Shay groaned again and buckled into herself.
“What was that?” Jesse asked, like he could actually hear Shay, which was impossible.
“What was what?”
“Don’t play coy with me, woman. Is she bleeding?”
“Who? Shay? No, she’s not bleeding.”
“Does she look sick?”
Alarms rang like freaking fire engines in her head. In a small voice, she squeaked out, “Yes.”
“Shit. Please tell me you aren’t in the car with her.”
Rae Lynn cleared her throat and lowered her voice. “Should I not be?”
“How far away are you from Hells Canyon?” His voice didn’t sound amused anymore. It sounded worried and demanding.
“GPS says we are about ten minutes away from the campsites. I see the turn-off for them right now.”
“Don’t turn into there! Go straight until you see a dirt road veering off into the woods about a mile down the road. Take a right on that, and it’ll bring you right to the ranger station. Everything will be okay. Just come straight to me. Now, hand the phone to Shay.”
Rae Lynn did as she was told, and even from her seat across the car, she could hear Jesse yelling at the woman in the passenger’s seat.

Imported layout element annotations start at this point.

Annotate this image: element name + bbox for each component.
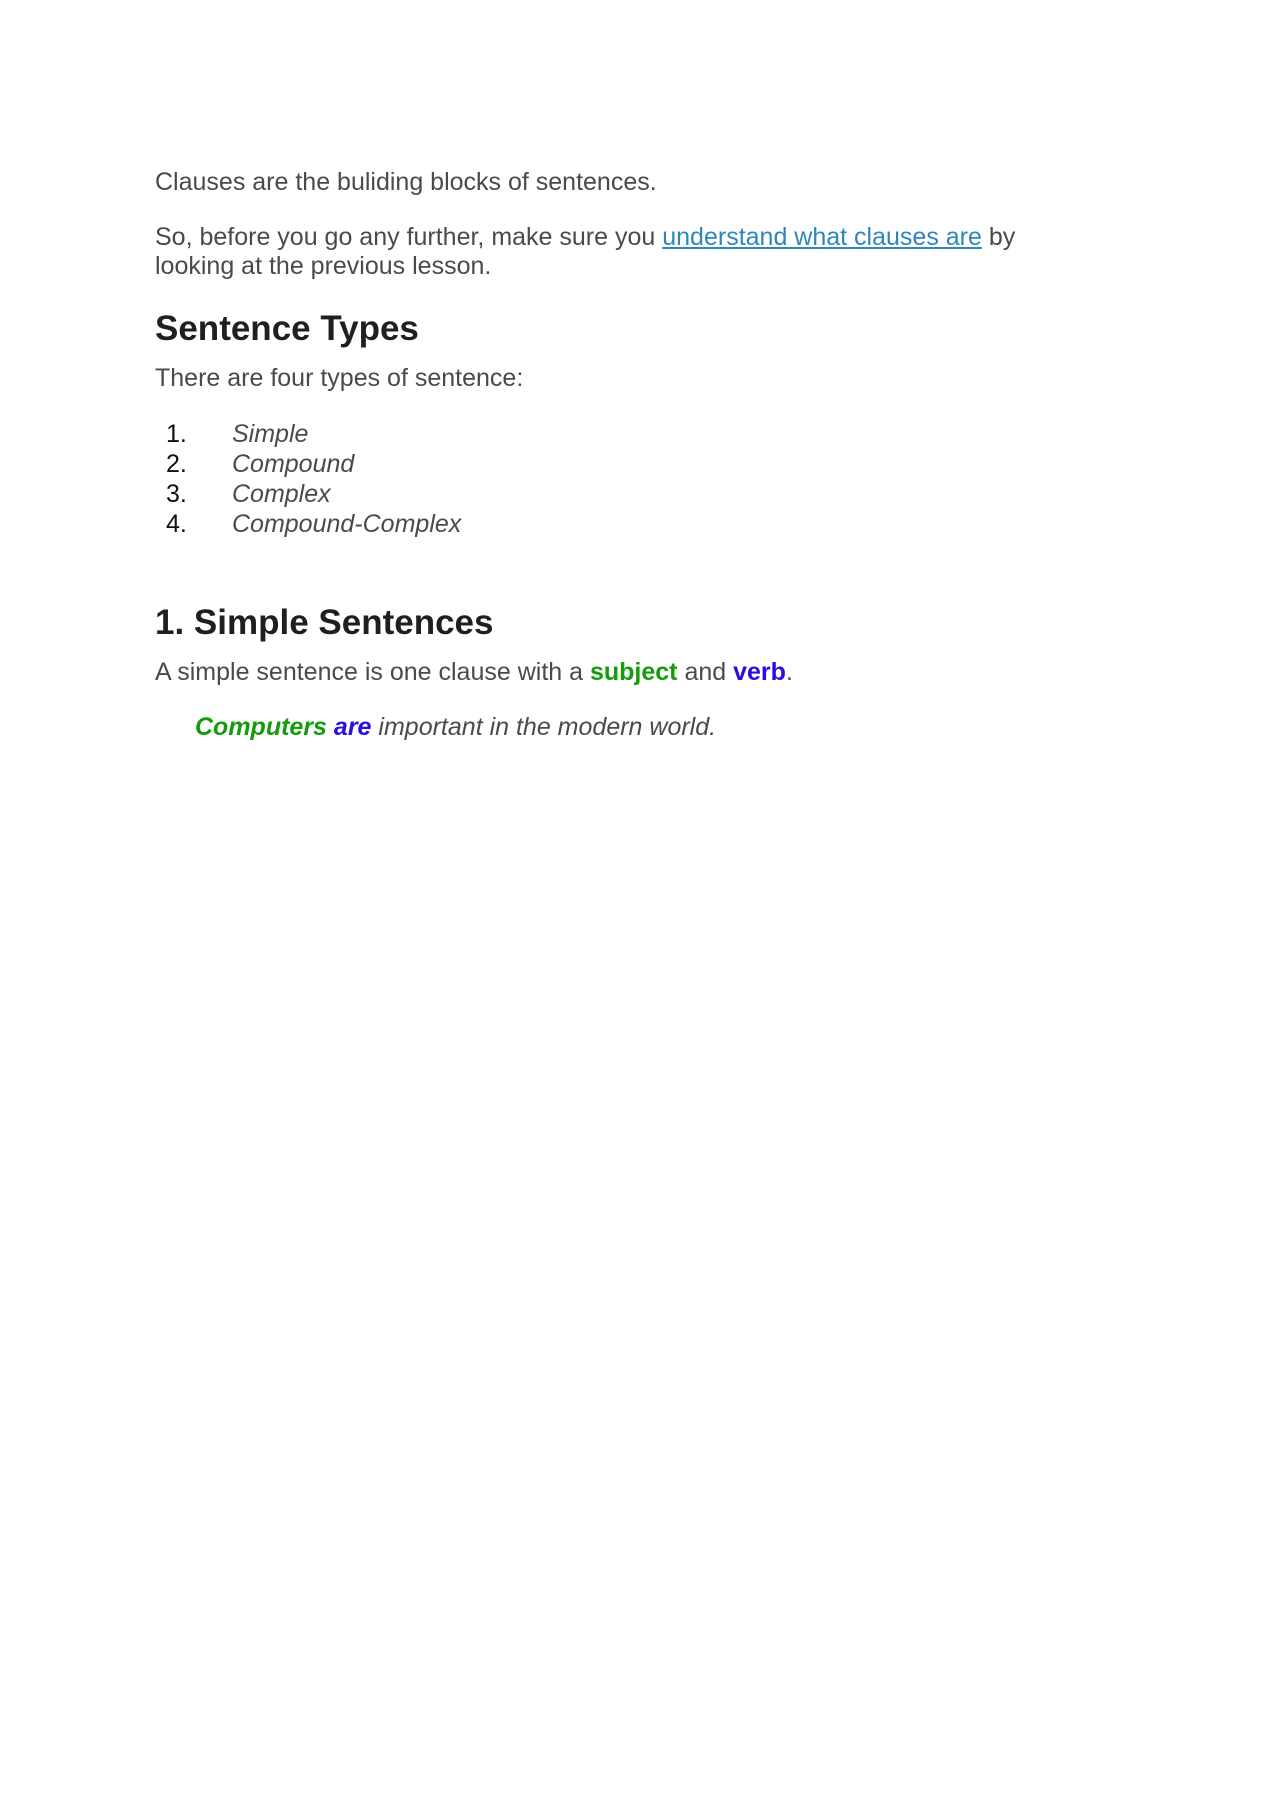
list-item-number: 2. bbox=[166, 450, 187, 478]
verb-term: verb bbox=[733, 658, 786, 686]
definition-and: and bbox=[684, 658, 727, 686]
sentence-types-heading: Sentence Types bbox=[155, 309, 419, 348]
list-item bbox=[155, 419, 1085, 449]
intro-paragraph: Clauses are the buliding blocks of sentences. bbox=[155, 168, 657, 196]
clauses-lesson-link[interactable]: understand what clauses are bbox=[662, 223, 982, 251]
example-verb: are bbox=[333, 713, 372, 741]
prerequisite-text-before: So, before you go any further, make sure you bbox=[155, 223, 656, 251]
list-item-label: Complex bbox=[232, 480, 331, 508]
example-subject: Computers bbox=[195, 713, 327, 741]
prerequisite-text-after: by looking at the previous lesson. bbox=[155, 223, 1016, 280]
example-sentence bbox=[195, 713, 1085, 742]
simple-sentences-heading: 1. Simple Sentences bbox=[155, 603, 494, 642]
list-item bbox=[155, 449, 1085, 479]
definition-period: . bbox=[785, 658, 793, 686]
list-item bbox=[155, 509, 1085, 539]
example-rest: important in the modern world. bbox=[378, 713, 717, 741]
list-item-label: Compound bbox=[232, 450, 355, 478]
sentence-types-lead: There are four types of sentence: bbox=[155, 364, 524, 392]
sentence-types-list bbox=[155, 419, 1085, 539]
list-item-number: 3. bbox=[166, 480, 187, 508]
list-item bbox=[155, 479, 1085, 509]
list-item-number: 4. bbox=[166, 510, 187, 538]
document-page bbox=[155, 168, 1085, 742]
list-item-label: Compound-Complex bbox=[232, 510, 462, 538]
simple-sentence-definition bbox=[155, 658, 1085, 687]
definition-text: A simple sentence is one clause with a bbox=[155, 658, 584, 686]
subject-term: subject bbox=[589, 658, 678, 686]
prerequisite-paragraph bbox=[155, 223, 1085, 281]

“Fuck you. I have more control than that,” Shay said in a breathy voice. “I won’t. I swear I won’t. Just have Breshia come for my son, and then let me go. I won’t ever bother your kind again.”
She hung up the phone as Rae Lynn turned onto the dirt road Jesse had instructed her to. “What’s happening?” she asked. “And don’t give me some bullshit answer. What have you got me into?”
“What’s happening?” Shay repeated, angling her face as she slowly slid her sunglasses down her nose. Her eyes were a blazing gold color over a slow, feral looking smile. “You’re about to find out all about monsters, Rae Lynn.”